The DPP found that participants who lost a modest amount of weight through dietary changes and increased physical activity sharply reduced their chances of developing diabetes.
Taking metformin also reduced risk, although less dramatically. The DPP resolved its research questions earlier than projected and, following the recommendation of an external monitoring board, the study was halted a year early. The researchers published their findings in the February 7, 2002, issue of the New England Journal of Medicine.
The study of two groups.
The first group, called the lifestyle intervention group, received intensive training in diet, physical activity, and behavior modification. By eating less fat and fewer calories and exercising for a total of 150 minutes a week, they aimed to lose 7 percent of their body weight and maintain that loss.
The second group took 850 mg of metformin twice a day.
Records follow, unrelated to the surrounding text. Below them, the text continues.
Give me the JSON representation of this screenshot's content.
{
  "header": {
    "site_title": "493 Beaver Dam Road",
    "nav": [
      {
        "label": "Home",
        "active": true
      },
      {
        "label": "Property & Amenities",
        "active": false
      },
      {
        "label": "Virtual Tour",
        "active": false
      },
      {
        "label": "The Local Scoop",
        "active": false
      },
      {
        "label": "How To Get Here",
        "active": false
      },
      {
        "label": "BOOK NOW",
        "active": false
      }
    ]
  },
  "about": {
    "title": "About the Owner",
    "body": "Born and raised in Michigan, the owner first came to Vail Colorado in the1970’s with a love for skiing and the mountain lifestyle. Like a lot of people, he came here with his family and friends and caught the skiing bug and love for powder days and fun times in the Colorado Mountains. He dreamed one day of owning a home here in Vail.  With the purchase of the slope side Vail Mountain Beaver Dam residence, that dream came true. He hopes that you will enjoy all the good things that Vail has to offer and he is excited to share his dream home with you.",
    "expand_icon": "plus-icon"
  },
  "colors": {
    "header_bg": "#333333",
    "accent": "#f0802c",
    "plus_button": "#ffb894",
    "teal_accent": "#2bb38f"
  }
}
The third group received placebo pills instead of metformin. The metformin and placebo groups also received information about diet and exercise but no intensive motivational counseling. A fourth group was treated with the drug troglitazone (Rezulin), but this part of the study was discontinued after researchers discovered that troglitazone can cause serious liver damage. The participants in this group were followed but not included as one of the intervention groups.
The first group—those receiving intensive individual counseling and motivational support on effective diet, exercise, and behavior modification—reduced their risk of developing diabetes by 58 percent. This finding was true across all participating ethnic groups and for both men and women. Lifestyle changes worked particularly well for participants aged 60 and older, reducing their risk by 71 percent. About 5 percent of the lifestyle intervention group developed diabetes each year during the study period, compared with 11 percent of those in the placebo group.
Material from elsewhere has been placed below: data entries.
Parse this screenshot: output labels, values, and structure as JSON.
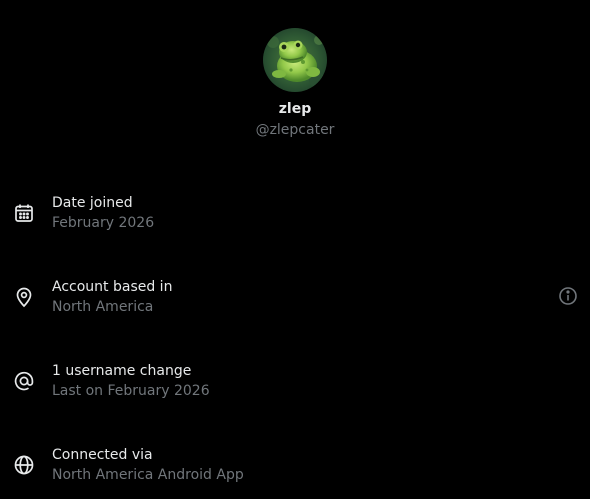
{
  "profile": {
    "display_name": "zlep",
    "handle": "@zlepcater"
  },
  "rows": [
    {
      "icon": "calendar-icon",
      "title": "Date joined",
      "subtitle": "February 2026"
    },
    {
      "icon": "location-pin-icon",
      "title": "Account based in",
      "subtitle": "North America",
      "action_icon": "info-icon"
    },
    {
      "icon": "at-sign-icon",
      "title": "1 username change",
      "subtitle": "Last on February 2026"
    },
    {
      "icon": "globe-icon",
      "title": "Connected via",
      "subtitle": "North America Android App"
    }
  ],
  "colors": {
    "background": "#000000",
    "primary_text": "#e7e9ea",
    "secondary_text": "#71767b"
  }
}
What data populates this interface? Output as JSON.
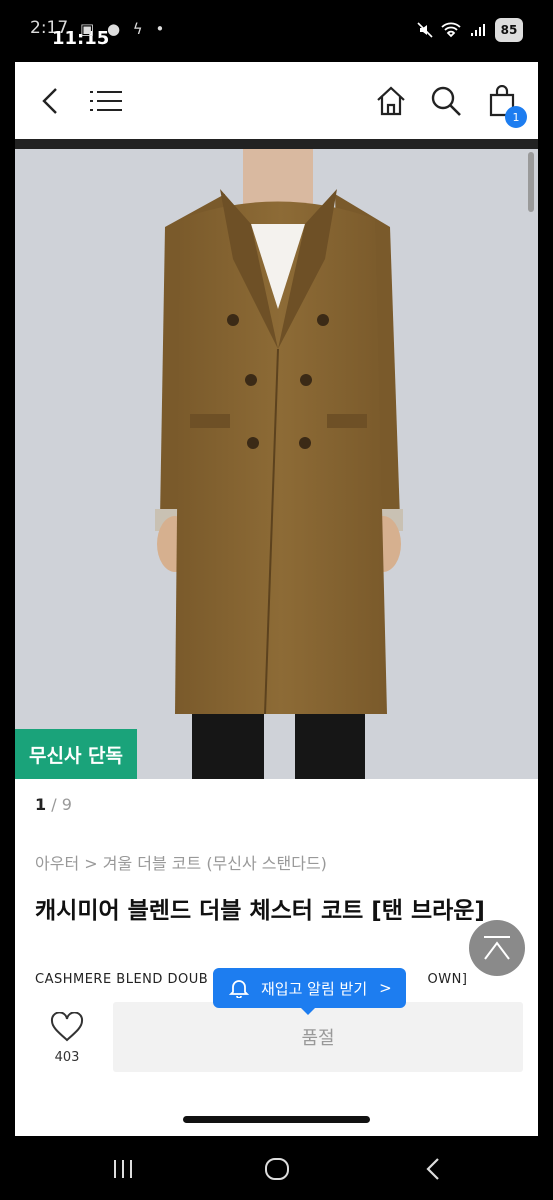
{
  "status_bar": {
    "time_back": "2:17",
    "time": "11:15",
    "left_icons": "▣ ● ϟ •",
    "battery": "85"
  },
  "header": {
    "icons": [
      "back-chevron-icon",
      "menu-icon",
      "home-icon",
      "search-icon",
      "cart-icon"
    ],
    "cart_count": "1"
  },
  "hero": {
    "exclusive_badge": "무신사 단독",
    "image": "model-wearing-brown-double-breasted-coat"
  },
  "pager": {
    "current": "1",
    "separator": "/",
    "total": "9"
  },
  "product": {
    "breadcrumb": "아우터 > 겨울 더블 코트 (무신사 스탠다드)",
    "title": "캐시미어 블렌드 더블 체스터 코트 [탠 브라운]",
    "subtitle_left": "CASHMERE BLEND DOUB",
    "subtitle_right": "OWN]"
  },
  "toast": {
    "label": "재입고 알림 받기",
    "arrow": ">"
  },
  "actions": {
    "like_count": "403",
    "soldout_label": "품절"
  },
  "colors": {
    "accent_blue": "#1d7df0",
    "badge_green": "#1aa37a",
    "coat": "#8a6a35"
  }
}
The second group taking metformin reduced their risk of developing diabetes by 31 percent. Metformin was effective for both men and women, but it was least effective in people aged 45 and older. Metformin was most effective in people 25 to 44 years old and in those with a body mass index of 35 or higher, meaning they were at least 60 pounds overweight. About 7.8 percent of the metformin group developed diabetes each year during the study, compared with 11 percent of the group receiving the placebo.
Metformin possible side effects (drugs.com)
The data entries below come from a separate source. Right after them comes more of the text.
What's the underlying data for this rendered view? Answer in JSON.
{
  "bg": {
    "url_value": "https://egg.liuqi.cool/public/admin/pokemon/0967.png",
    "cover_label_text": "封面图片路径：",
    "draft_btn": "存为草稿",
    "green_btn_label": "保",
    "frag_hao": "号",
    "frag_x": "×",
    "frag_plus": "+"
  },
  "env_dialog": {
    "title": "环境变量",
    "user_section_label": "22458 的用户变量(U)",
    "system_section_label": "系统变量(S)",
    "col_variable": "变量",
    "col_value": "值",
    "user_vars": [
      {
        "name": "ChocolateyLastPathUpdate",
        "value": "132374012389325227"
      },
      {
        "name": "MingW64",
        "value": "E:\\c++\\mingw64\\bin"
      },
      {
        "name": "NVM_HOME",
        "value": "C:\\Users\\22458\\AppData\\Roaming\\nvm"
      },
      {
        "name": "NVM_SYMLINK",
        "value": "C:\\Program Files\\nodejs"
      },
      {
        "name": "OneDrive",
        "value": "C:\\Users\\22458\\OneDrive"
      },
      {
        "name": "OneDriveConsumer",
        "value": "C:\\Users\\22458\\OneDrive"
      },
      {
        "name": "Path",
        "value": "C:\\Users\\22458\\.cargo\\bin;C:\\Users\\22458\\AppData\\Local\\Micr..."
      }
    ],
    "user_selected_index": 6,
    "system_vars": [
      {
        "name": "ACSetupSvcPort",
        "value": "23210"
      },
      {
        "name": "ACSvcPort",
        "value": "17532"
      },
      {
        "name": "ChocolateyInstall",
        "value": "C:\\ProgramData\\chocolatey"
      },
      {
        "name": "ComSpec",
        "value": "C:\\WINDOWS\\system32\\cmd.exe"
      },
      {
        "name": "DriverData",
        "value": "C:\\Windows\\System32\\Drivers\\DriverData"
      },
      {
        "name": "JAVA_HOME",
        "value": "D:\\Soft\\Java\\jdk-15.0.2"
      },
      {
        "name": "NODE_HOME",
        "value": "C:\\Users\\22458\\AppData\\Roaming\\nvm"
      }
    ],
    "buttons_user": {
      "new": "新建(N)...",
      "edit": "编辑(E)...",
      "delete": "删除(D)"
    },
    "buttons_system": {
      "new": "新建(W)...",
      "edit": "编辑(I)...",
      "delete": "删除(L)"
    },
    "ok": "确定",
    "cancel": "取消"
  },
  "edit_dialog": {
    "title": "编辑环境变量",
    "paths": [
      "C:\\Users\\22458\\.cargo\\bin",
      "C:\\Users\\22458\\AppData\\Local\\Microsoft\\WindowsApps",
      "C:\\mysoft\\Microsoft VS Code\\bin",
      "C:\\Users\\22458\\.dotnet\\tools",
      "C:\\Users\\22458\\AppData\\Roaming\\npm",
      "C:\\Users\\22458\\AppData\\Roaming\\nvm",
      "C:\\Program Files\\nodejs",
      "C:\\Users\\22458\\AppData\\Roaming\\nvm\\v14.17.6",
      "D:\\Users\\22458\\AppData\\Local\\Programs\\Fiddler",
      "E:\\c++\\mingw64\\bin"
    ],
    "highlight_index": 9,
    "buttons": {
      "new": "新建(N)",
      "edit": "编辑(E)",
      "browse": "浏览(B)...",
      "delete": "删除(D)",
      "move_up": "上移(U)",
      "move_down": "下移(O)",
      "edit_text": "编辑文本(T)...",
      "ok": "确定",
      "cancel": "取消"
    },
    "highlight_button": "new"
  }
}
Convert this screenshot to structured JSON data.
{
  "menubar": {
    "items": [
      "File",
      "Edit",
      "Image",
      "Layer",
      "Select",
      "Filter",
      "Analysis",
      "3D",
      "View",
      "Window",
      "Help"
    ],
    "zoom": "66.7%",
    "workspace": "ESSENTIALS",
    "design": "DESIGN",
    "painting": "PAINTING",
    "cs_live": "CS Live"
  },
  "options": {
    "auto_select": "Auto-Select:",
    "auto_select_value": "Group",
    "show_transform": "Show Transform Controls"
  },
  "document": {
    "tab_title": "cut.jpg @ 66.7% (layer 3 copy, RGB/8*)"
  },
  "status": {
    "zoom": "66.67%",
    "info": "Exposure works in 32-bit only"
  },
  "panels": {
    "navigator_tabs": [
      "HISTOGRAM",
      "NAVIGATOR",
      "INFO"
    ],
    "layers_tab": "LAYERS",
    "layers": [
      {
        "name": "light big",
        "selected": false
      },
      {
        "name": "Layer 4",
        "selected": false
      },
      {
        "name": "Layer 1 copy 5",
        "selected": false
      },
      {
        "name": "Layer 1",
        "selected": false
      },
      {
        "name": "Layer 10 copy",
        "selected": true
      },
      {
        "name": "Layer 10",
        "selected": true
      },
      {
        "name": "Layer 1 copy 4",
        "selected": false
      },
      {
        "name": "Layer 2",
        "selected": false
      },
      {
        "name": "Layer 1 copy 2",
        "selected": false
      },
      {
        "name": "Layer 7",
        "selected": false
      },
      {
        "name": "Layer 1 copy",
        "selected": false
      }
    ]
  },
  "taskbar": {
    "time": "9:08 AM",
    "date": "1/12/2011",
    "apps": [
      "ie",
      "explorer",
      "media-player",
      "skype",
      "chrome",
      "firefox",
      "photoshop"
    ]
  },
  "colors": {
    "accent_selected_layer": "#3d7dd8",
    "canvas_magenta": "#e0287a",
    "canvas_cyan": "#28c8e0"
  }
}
Would rather go for a walk
Possible side effects using Metformin:
Diarrhea; gas; headache; indigestion; nausea; stomach upset; temporary metallic taste; vomiting.
Seek medical attention right away if any of these SEVERE side effects occur when using Metformin:
Severe allergic reactions (rash; hives; itching; difficulty breathing; tightness in the chest; swelling of the mouth, face, lips, or tongue); chest pain or discomfort; dizziness or lightheadedness; fast or difficult breathing; feeling of being unusually cold; fever, chills, or persistent sore throat; general feeling of being unwell; muscle pain or weakness; slow or irregular heartbeat; unusual drowsiness; unusual or persistent stomach pain or discomfort; unusual tiredness or weakness.